An encounter with systemic design
The world is growing more complex, and we need to see beyond the user. Zoom out, further still, and look at a world made of systems and overlapping parts.
Mr Weasley, Ron’s father in Harry Potter, is endlessly curious about systems. He is a wizard living among other magical people and contraptions, surrounded by owls that deliver post and flying cars. Even so, he is deeply curious about everything he does not know — like the systems non-magical people have built to get by without magic. Non-magical folk have neither flying cars, owls to carry letters, nor Floo powder to teleport by throwing powder and saying a place name. Muggles (yes, that’s us) have lifts, metro lines, bus stops, and post offices instead. Mr Weasley finds this utterly fascinating. How does an escalator actually work? Or a power outlet? What is it really like to ride a lift? And what actually happens when a letter goes through the postal system?
Seeing beyond the user
Mr Weasley could well have made a good systemic designer. At least he would have got a lot out of it if he had been introduced to systemic design and learned some techniques and methods, as I did last week. As a designer I care about people — what they think and do — and that has almost been a mantra in design thinking: listen to the user, talk to the user, focus on the user’s experience. But there is a shift now, because it is not all about the user’s needs; in fact we can make poorer design choices by looking only at user needs. The world is growing more complex, and we need to see further out. The world is made of more than people. That is what systemic design is about: zooming out, further still, and looking at a world of systems and overlapping parts.

What is a system?
Systems can be human, but they can also be non-human, and the most important situations often arise at the intersections — all those overlapping places where machines, people, and social structures blur into one another.
A system can simply be anything: something to do with connected parts that share a function or form.
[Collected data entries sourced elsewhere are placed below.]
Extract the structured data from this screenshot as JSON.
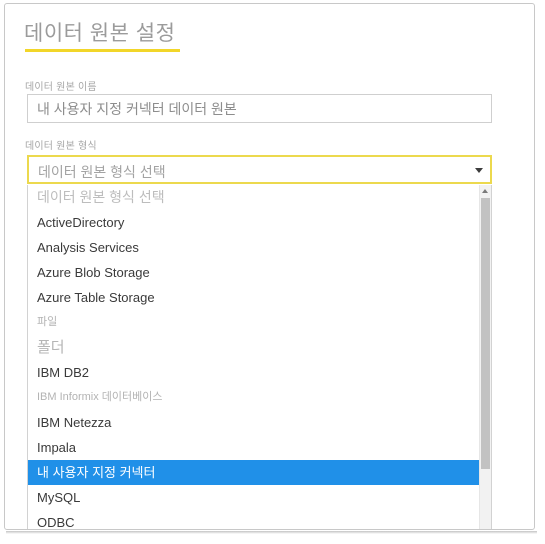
{
  "page": {
    "title": "데이터 원본 설정"
  },
  "fields": {
    "name": {
      "label": "데이터 원본 이름",
      "value": "내 사용자 지정 커넥터 데이터 원본",
      "placeholder": "데이터 원본 이름"
    },
    "type": {
      "label": "데이터 원본 형식",
      "selected_value": "데이터 원본 형식 선택"
    }
  },
  "dropdown": {
    "open": true,
    "selected_index": 11,
    "options": [
      {
        "label": "데이터 원본 형식 선택",
        "style": "placeholder"
      },
      {
        "label": "ActiveDirectory",
        "style": "normal"
      },
      {
        "label": "Analysis Services",
        "style": "normal"
      },
      {
        "label": "Azure Blob Storage",
        "style": "normal"
      },
      {
        "label": "Azure Table Storage",
        "style": "normal"
      },
      {
        "label": "파일",
        "style": "muted-small"
      },
      {
        "label": "폴더",
        "style": "muted-large"
      },
      {
        "label": "IBM DB2",
        "style": "normal"
      },
      {
        "label": "IBM Informix 데이터베이스",
        "style": "muted-small"
      },
      {
        "label": "IBM Netezza",
        "style": "normal"
      },
      {
        "label": "Impala",
        "style": "normal"
      },
      {
        "label": "내 사용자 지정 커넥터",
        "style": "selected"
      },
      {
        "label": "MySQL",
        "style": "normal"
      },
      {
        "label": "ODBC",
        "style": "normal"
      }
    ],
    "scrollbar": {
      "up_arrow_icon": "caret-up-icon"
    }
  },
  "icons": {
    "dropdown_arrow": "chevron-down-icon"
  },
  "colors": {
    "accent_yellow": "#f2d629",
    "select_border_yellow": "#ecd94e",
    "selection_blue": "#2090e8",
    "label_grey": "#a6a6a6",
    "text_grey": "#3a3a3a",
    "frame_border": "#c8c8c8"
  }
}
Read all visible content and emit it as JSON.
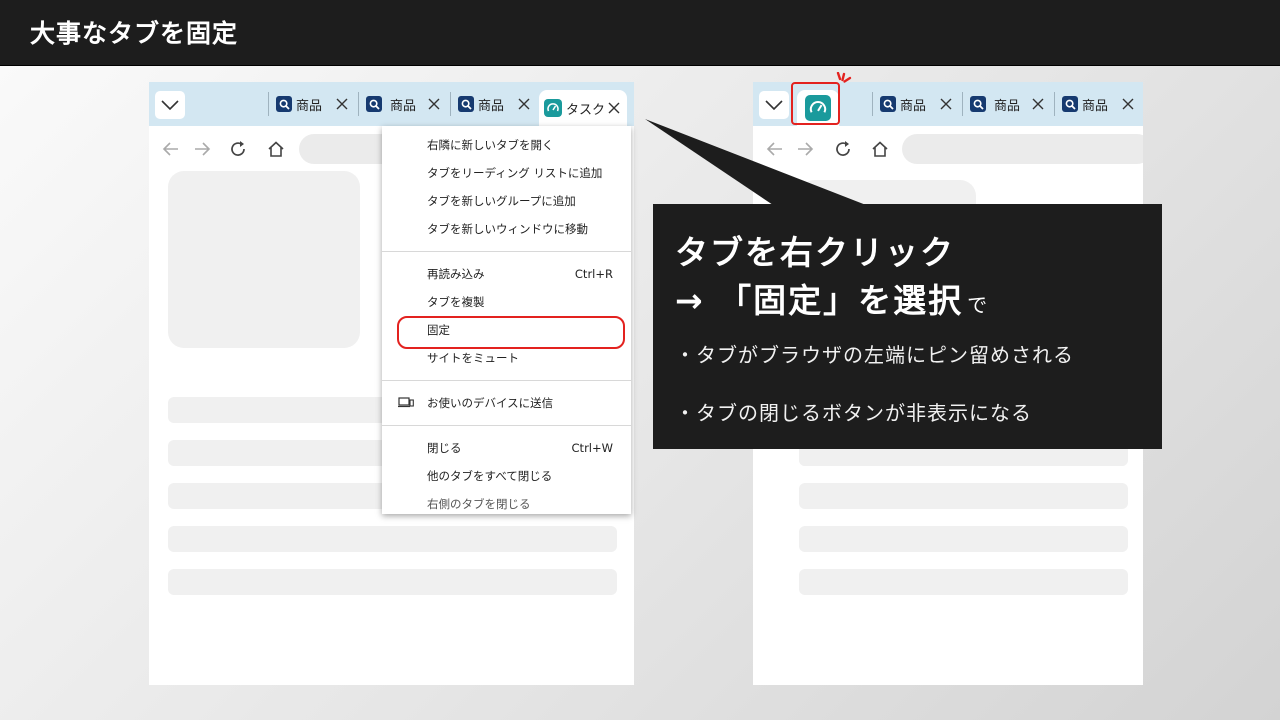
{
  "slide": {
    "title": "大事なタブを固定"
  },
  "left_browser": {
    "tabs": [
      {
        "label": "商品",
        "icon": "search-favicon"
      },
      {
        "label": "商品",
        "icon": "search-favicon"
      },
      {
        "label": "商品",
        "icon": "search-favicon"
      },
      {
        "label": "タスク",
        "icon": "gauge-favicon",
        "active": true
      }
    ]
  },
  "context_menu": {
    "items": [
      {
        "label": "右隣に新しいタブを開く",
        "shortcut": ""
      },
      {
        "label": "タブをリーディング リストに追加",
        "shortcut": ""
      },
      {
        "label": "タブを新しいグループに追加",
        "shortcut": ""
      },
      {
        "label": "タブを新しいウィンドウに移動",
        "shortcut": ""
      },
      {
        "label": "再読み込み",
        "shortcut": "Ctrl+R"
      },
      {
        "label": "タブを複製",
        "shortcut": ""
      },
      {
        "label": "固定",
        "shortcut": "",
        "highlighted": true
      },
      {
        "label": "サイトをミュート",
        "shortcut": ""
      },
      {
        "label": "お使いのデバイスに送信",
        "shortcut": "",
        "icon": "device-icon"
      },
      {
        "label": "閉じる",
        "shortcut": "Ctrl+W"
      },
      {
        "label": "他のタブをすべて閉じる",
        "shortcut": ""
      },
      {
        "label": "右側のタブを閉じる",
        "shortcut": ""
      }
    ]
  },
  "callout": {
    "line1": "タブを右クリック",
    "line2_main": "→ 「固定」を選択",
    "line2_suffix": "で",
    "bullets": [
      "・タブがブラウザの左端にピン留めされる",
      "・タブの閉じるボタンが非表示になる"
    ]
  },
  "right_browser": {
    "pinned_tab_icon": "gauge-favicon",
    "tabs": [
      {
        "label": "商品",
        "icon": "search-favicon"
      },
      {
        "label": "商品",
        "icon": "search-favicon"
      },
      {
        "label": "商品",
        "icon": "search-favicon"
      }
    ]
  },
  "colors": {
    "tabstrip": "#d3e7f2",
    "highlight": "#e3221f",
    "title_bar": "#1d1d1d",
    "pinned_favicon": "#1a9a9c",
    "search_favicon": "#163a70"
  }
}
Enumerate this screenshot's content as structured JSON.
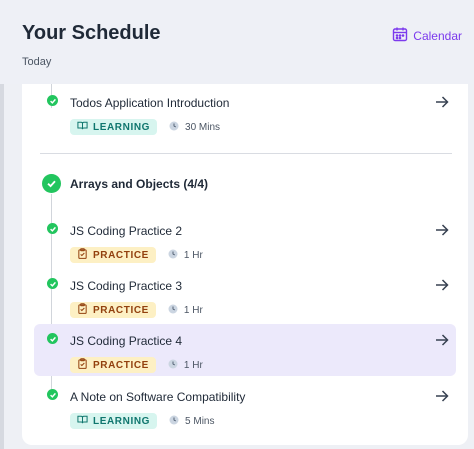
{
  "header": {
    "title": "Your Schedule",
    "subtitle": "Today",
    "calendar_label": "Calendar"
  },
  "colors": {
    "accent": "#7c3aed",
    "complete": "#22c55e",
    "learning_bg": "#d7f5ef",
    "practice_bg": "#fdf0c4",
    "active_bg": "#ece9fb"
  },
  "icons": {
    "calendar": "calendar-icon",
    "arrow": "arrow-right-icon",
    "learning": "book-icon",
    "practice": "clipboard-icon",
    "duration": "clock-icon",
    "check": "check-icon"
  },
  "first_item": {
    "title": "Todos Application Introduction",
    "badge": "LEARNING",
    "duration": "30 Mins"
  },
  "section": {
    "title": "Arrays and Objects (4/4)"
  },
  "items": [
    {
      "title": "JS Coding Practice 2",
      "badge": "PRACTICE",
      "duration": "1 Hr"
    },
    {
      "title": "JS Coding Practice 3",
      "badge": "PRACTICE",
      "duration": "1 Hr"
    },
    {
      "title": "JS Coding Practice 4",
      "badge": "PRACTICE",
      "duration": "1 Hr"
    },
    {
      "title": "A Note on Software Compatibility",
      "badge": "LEARNING",
      "duration": "5 Mins"
    }
  ]
}
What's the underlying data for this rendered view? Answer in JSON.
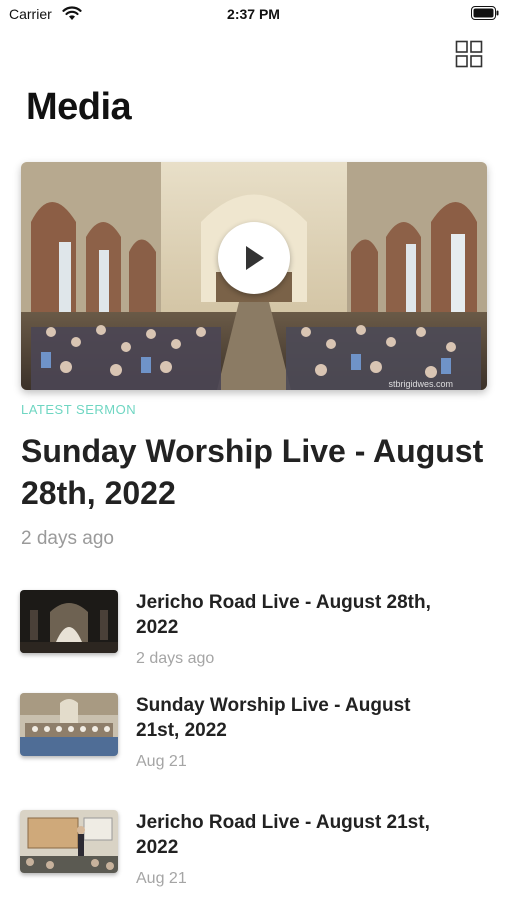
{
  "status_bar": {
    "carrier": "Carrier",
    "time": "2:37 PM"
  },
  "header": {
    "title": "Media",
    "grid_icon": "grid-icon"
  },
  "featured": {
    "label": "LATEST SERMON",
    "title": "Sunday Worship Live - August 28th, 2022",
    "date": "2 days ago",
    "watermark": "stbrigidwes.com"
  },
  "media_list": [
    {
      "title": "Jericho Road Live - August 28th, 2022",
      "date": "2 days ago"
    },
    {
      "title": "Sunday Worship Live - August 21st, 2022",
      "date": "Aug 21"
    },
    {
      "title": "Jericho Road Live - August 21st, 2022",
      "date": "Aug 21"
    }
  ],
  "colors": {
    "accent": "#6fd6c2",
    "secondary_text": "#9a9a9a"
  }
}
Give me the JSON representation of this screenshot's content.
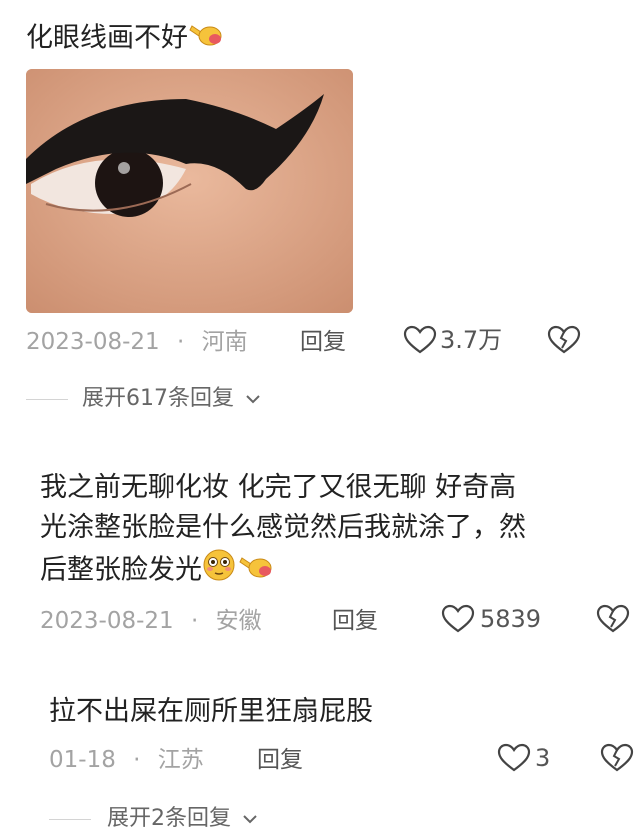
{
  "comments": [
    {
      "text_lines": [
        "化眼线画不好"
      ],
      "emoji": "pointing-hand-emoji",
      "date": "2023-08-21",
      "separator": "·",
      "location": "河南",
      "reply_label": "回复",
      "likes": "3.7万",
      "expand_label": "展开617条回复"
    },
    {
      "text_lines": [
        "我之前无聊化妆  化完了又很无聊  好奇高",
        "光涂整张脸是什么感觉然后我就涂了，然",
        "后整张脸发光"
      ],
      "date": "2023-08-21",
      "separator": "·",
      "location": "安徽",
      "reply_label": "回复",
      "likes": "5839"
    },
    {
      "text_lines": [
        "拉不出屎在厕所里狂扇屁股"
      ],
      "date": "01-18",
      "separator": "·",
      "location": "江苏",
      "reply_label": "回复",
      "likes": "3",
      "expand_label": "展开2条回复"
    }
  ],
  "colors": {
    "meta": "#a3a3a3",
    "text": "#222222",
    "icon": "#444444"
  }
}
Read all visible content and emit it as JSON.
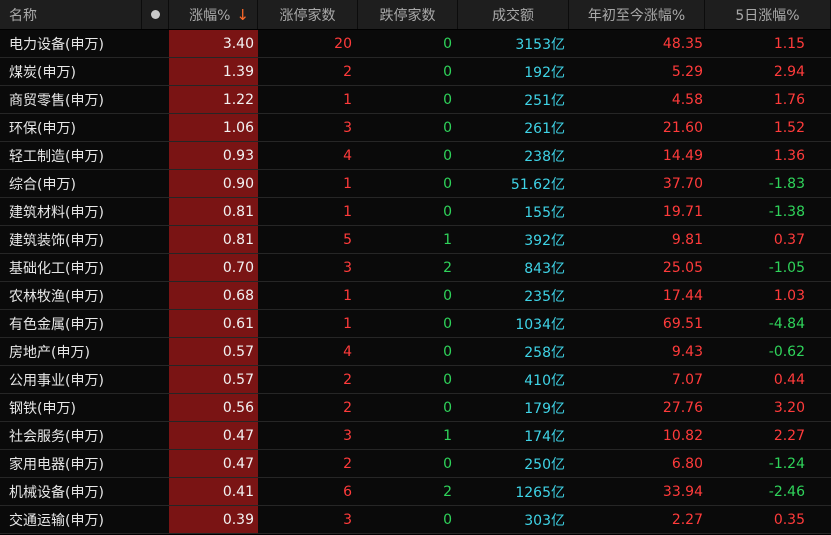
{
  "columns": {
    "name": "名称",
    "change_pct": "涨幅%",
    "sort_arrow": "↓",
    "limit_up": "涨停家数",
    "limit_down": "跌停家数",
    "volume": "成交额",
    "ytd": "年初至今涨幅%",
    "five_day": "5日涨幅%"
  },
  "colors": {
    "up": "#ff3b3b",
    "down": "#2fd35a",
    "volume": "#3fd3e6",
    "change_bg": "#7a1414"
  },
  "rows": [
    {
      "name": "电力设备(申万)",
      "change": "3.40",
      "up": "20",
      "down": "0",
      "volume": "3153亿",
      "ytd": "48.35",
      "d5": "1.15"
    },
    {
      "name": "煤炭(申万)",
      "change": "1.39",
      "up": "2",
      "down": "0",
      "volume": "192亿",
      "ytd": "5.29",
      "d5": "2.94"
    },
    {
      "name": "商贸零售(申万)",
      "change": "1.22",
      "up": "1",
      "down": "0",
      "volume": "251亿",
      "ytd": "4.58",
      "d5": "1.76"
    },
    {
      "name": "环保(申万)",
      "change": "1.06",
      "up": "3",
      "down": "0",
      "volume": "261亿",
      "ytd": "21.60",
      "d5": "1.52"
    },
    {
      "name": "轻工制造(申万)",
      "change": "0.93",
      "up": "4",
      "down": "0",
      "volume": "238亿",
      "ytd": "14.49",
      "d5": "1.36"
    },
    {
      "name": "综合(申万)",
      "change": "0.90",
      "up": "1",
      "down": "0",
      "volume": "51.62亿",
      "ytd": "37.70",
      "d5": "-1.83"
    },
    {
      "name": "建筑材料(申万)",
      "change": "0.81",
      "up": "1",
      "down": "0",
      "volume": "155亿",
      "ytd": "19.71",
      "d5": "-1.38"
    },
    {
      "name": "建筑装饰(申万)",
      "change": "0.81",
      "up": "5",
      "down": "1",
      "volume": "392亿",
      "ytd": "9.81",
      "d5": "0.37"
    },
    {
      "name": "基础化工(申万)",
      "change": "0.70",
      "up": "3",
      "down": "2",
      "volume": "843亿",
      "ytd": "25.05",
      "d5": "-1.05"
    },
    {
      "name": "农林牧渔(申万)",
      "change": "0.68",
      "up": "1",
      "down": "0",
      "volume": "235亿",
      "ytd": "17.44",
      "d5": "1.03"
    },
    {
      "name": "有色金属(申万)",
      "change": "0.61",
      "up": "1",
      "down": "0",
      "volume": "1034亿",
      "ytd": "69.51",
      "d5": "-4.84"
    },
    {
      "name": "房地产(申万)",
      "change": "0.57",
      "up": "4",
      "down": "0",
      "volume": "258亿",
      "ytd": "9.43",
      "d5": "-0.62"
    },
    {
      "name": "公用事业(申万)",
      "change": "0.57",
      "up": "2",
      "down": "0",
      "volume": "410亿",
      "ytd": "7.07",
      "d5": "0.44"
    },
    {
      "name": "钢铁(申万)",
      "change": "0.56",
      "up": "2",
      "down": "0",
      "volume": "179亿",
      "ytd": "27.76",
      "d5": "3.20"
    },
    {
      "name": "社会服务(申万)",
      "change": "0.47",
      "up": "3",
      "down": "1",
      "volume": "174亿",
      "ytd": "10.82",
      "d5": "2.27"
    },
    {
      "name": "家用电器(申万)",
      "change": "0.47",
      "up": "2",
      "down": "0",
      "volume": "250亿",
      "ytd": "6.80",
      "d5": "-1.24"
    },
    {
      "name": "机械设备(申万)",
      "change": "0.41",
      "up": "6",
      "down": "2",
      "volume": "1265亿",
      "ytd": "33.94",
      "d5": "-2.46"
    },
    {
      "name": "交通运输(申万)",
      "change": "0.39",
      "up": "3",
      "down": "0",
      "volume": "303亿",
      "ytd": "2.27",
      "d5": "0.35"
    }
  ]
}
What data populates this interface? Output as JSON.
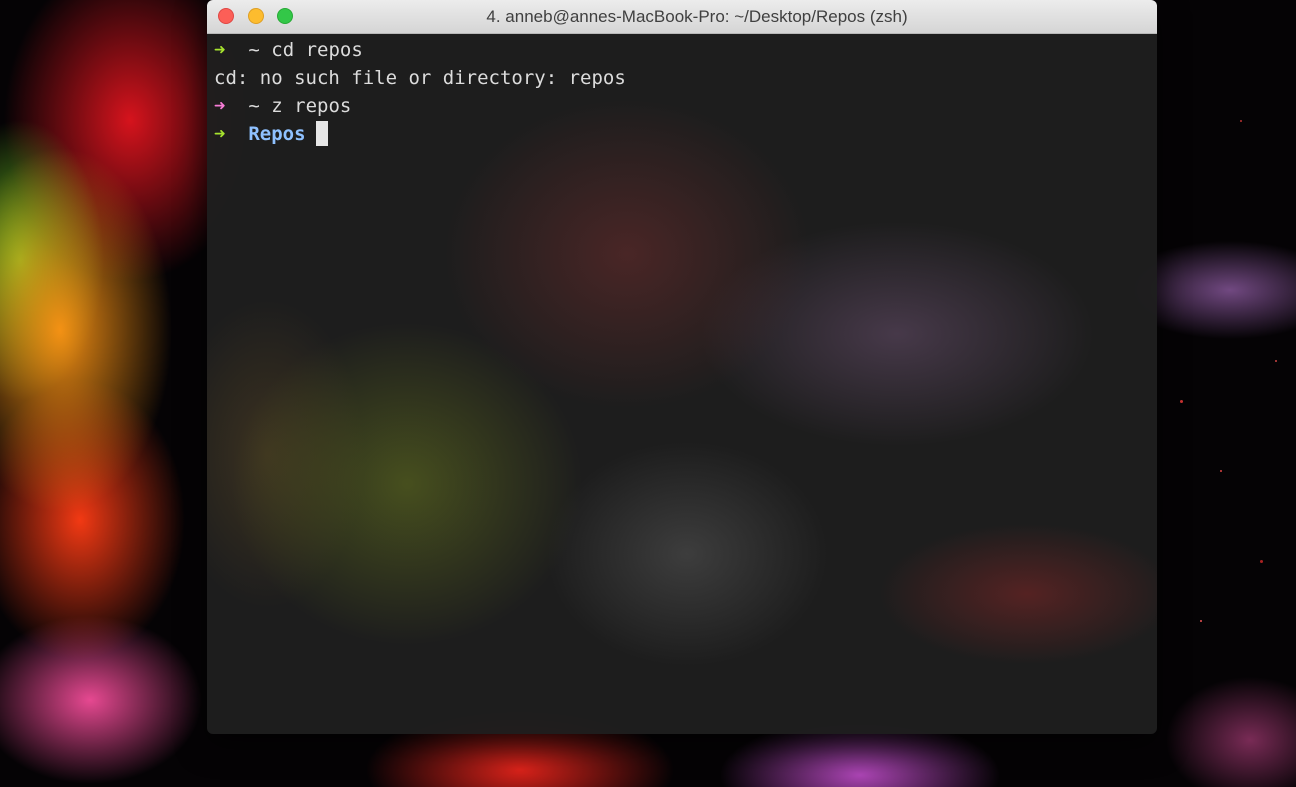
{
  "window": {
    "title": "4. anneb@annes-MacBook-Pro: ~/Desktop/Repos (zsh)"
  },
  "terminal": {
    "lines": [
      {
        "arrow": "➜",
        "arrow_color": "#a6e22e",
        "path": "~",
        "command": "cd repos"
      },
      {
        "output": "cd: no such file or directory: repos"
      },
      {
        "arrow": "➜",
        "arrow_color": "#f77cd6",
        "path": "~",
        "command": "z repos"
      },
      {
        "arrow": "➜",
        "arrow_color": "#a6e22e",
        "path": "Repos",
        "command": ""
      }
    ]
  },
  "icons": {
    "close": "close-icon",
    "minimize": "minimize-icon",
    "zoom": "zoom-icon",
    "prompt": "arrow-right-icon"
  },
  "colors": {
    "close": "#fc5f57",
    "minimize": "#fdbc2e",
    "zoom": "#33c748",
    "directory": "#8fc1ff"
  }
}
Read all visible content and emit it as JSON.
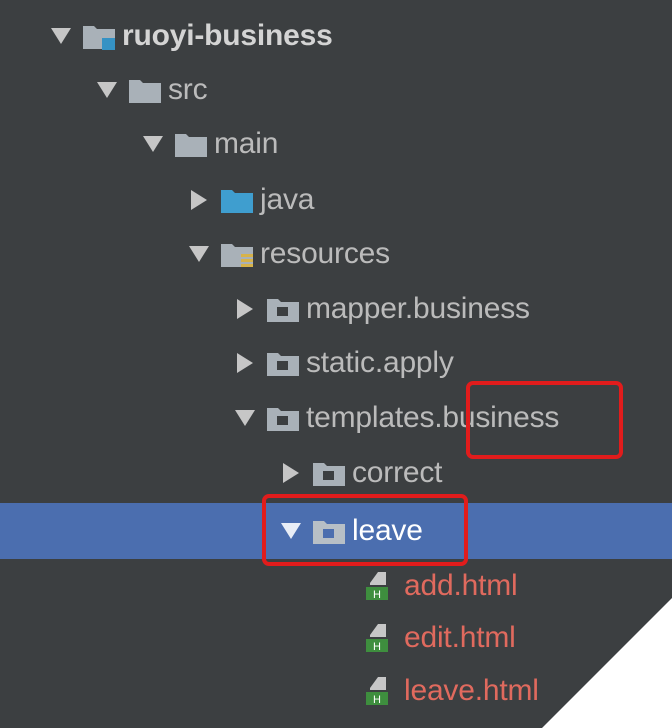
{
  "tree": {
    "nodes": [
      {
        "label": "ruoyi-business",
        "expanded": true,
        "icon": "module-folder-icon"
      },
      {
        "label": "src",
        "expanded": true,
        "icon": "folder-icon"
      },
      {
        "label": "main",
        "expanded": true,
        "icon": "folder-icon"
      },
      {
        "label": "java",
        "expanded": false,
        "icon": "source-root-folder-icon"
      },
      {
        "label": "resources",
        "expanded": true,
        "icon": "resources-folder-icon"
      },
      {
        "label": "mapper.business",
        "expanded": false,
        "icon": "package-folder-icon"
      },
      {
        "label": "static.apply",
        "expanded": false,
        "icon": "package-folder-icon"
      },
      {
        "label": "templates.business",
        "expanded": true,
        "icon": "package-folder-icon"
      },
      {
        "label": "correct",
        "expanded": false,
        "icon": "package-folder-icon"
      },
      {
        "label": "leave",
        "expanded": true,
        "selected": true,
        "icon": "package-folder-icon"
      },
      {
        "label": "add.html",
        "icon": "html-file-icon"
      },
      {
        "label": "edit.html",
        "icon": "html-file-icon"
      },
      {
        "label": "leave.html",
        "icon": "html-file-icon"
      }
    ]
  },
  "colors": {
    "background": "#3c3f41",
    "selection": "#4b6eaf",
    "text": "#bbbbbb",
    "file_text": "#e06a5e",
    "highlight_box": "#e11c1c"
  }
}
A cow, an apple, a philosophy, a perception or thought, a beating human heart. A country, a forest, a law, a network of computers. What happens if you split a system in two — is it still the same system, is it broken, or has it become something new?

Designing for change
Systemic design is an approach for finding and structuring information. It can help us change how something works, or could work, to test it, or to understand the frames, organisations, or other surrounding factors. It is about designing toward the good, and is often used on complex societal challenges to find new visions and solutions, and to assess possible consequences and effects.
It comes down to being deeply curious — like Mr Weasley — about how something works and how it affects people — yes — but perhaps above all wanting to go wider, deeper, and across disciplines into a topic or situation.
In theory you could be a systemic graphic designer if you wanted — if you carefully analyse the effects and connections in all the systems around the visual, and look at it in a deeper, wider, often philosophical way. Maybe you can even be a systemic witch or wizard if you analyse the outcomes and whole of every magical system you take part in, and that exist in general, and the gaps, and the room for improvement, and perhaps also other perspectives and solutions, like lifts and escalators, to craft visions that illuminate consequences, with the aim and intent of designing for a better world.
Effects and consequences
As designers we are responsible not only for getting the execution right, but for designing the right thing in the first place, and anticipating what effects and consequences it might have. Could we have foreseen what system-level effects Facebook’s “Like” button might have in society? Screen use in schools, or artificial intelligence? As designers, and as people in general, we need to understand how all of this hangs together to build good solutions that are not only good right now, but also good in the future.
Systemic design is partly about defining things — defining what something is, and what it is not. Causality, cause, action, what increases something and what counteracts it, and how a relation or connection is not necessarily a cause. What is this thing, really? Is it what we think, or is it actually something else? Where are we in all of this system? How do the parts affect one another, what happens if we introduce a new technology, and what human and cultural consequences will it have, how does this actually fit together, and how will it fit together in the future, in a world of systems that keep changing?

Vision
We want overview; we want to see the whole — and that is something systemic design can help with. We have a toolbox of ways to draw and visualise concepts, to build shared understanding. It can broaden our worldview and challenge us to see holistically, and to notice dependencies, things that are linked and will change or be affected if something else changes. Simplify, clarify, understand, create shared understanding, and craft a vision.
For systemic design is not only endless analysis and complex concepts. We also talked about how important and essential it is to set frames and direction, and to imagine how something could actually become — imagine — what the future might look like, the effects and consequences, and not least to show and communicate those visions to others, to focus attention on an issue, and as a basis for decisions.

A new worldview
Being introduced to systemic design has genuinely made me see the world a little differently. A little richer, full of nuance, perspectives, and levels. Parts of the approach were things I already did without quite knowing it consciously. Now I walk around a bit like Mr Weasley, wondering at all sorts of things, only with new concepts and models that have helped put things in their place, and opened up meaning and possibility in the chaos, and questioning the established — in a slightly more structured way.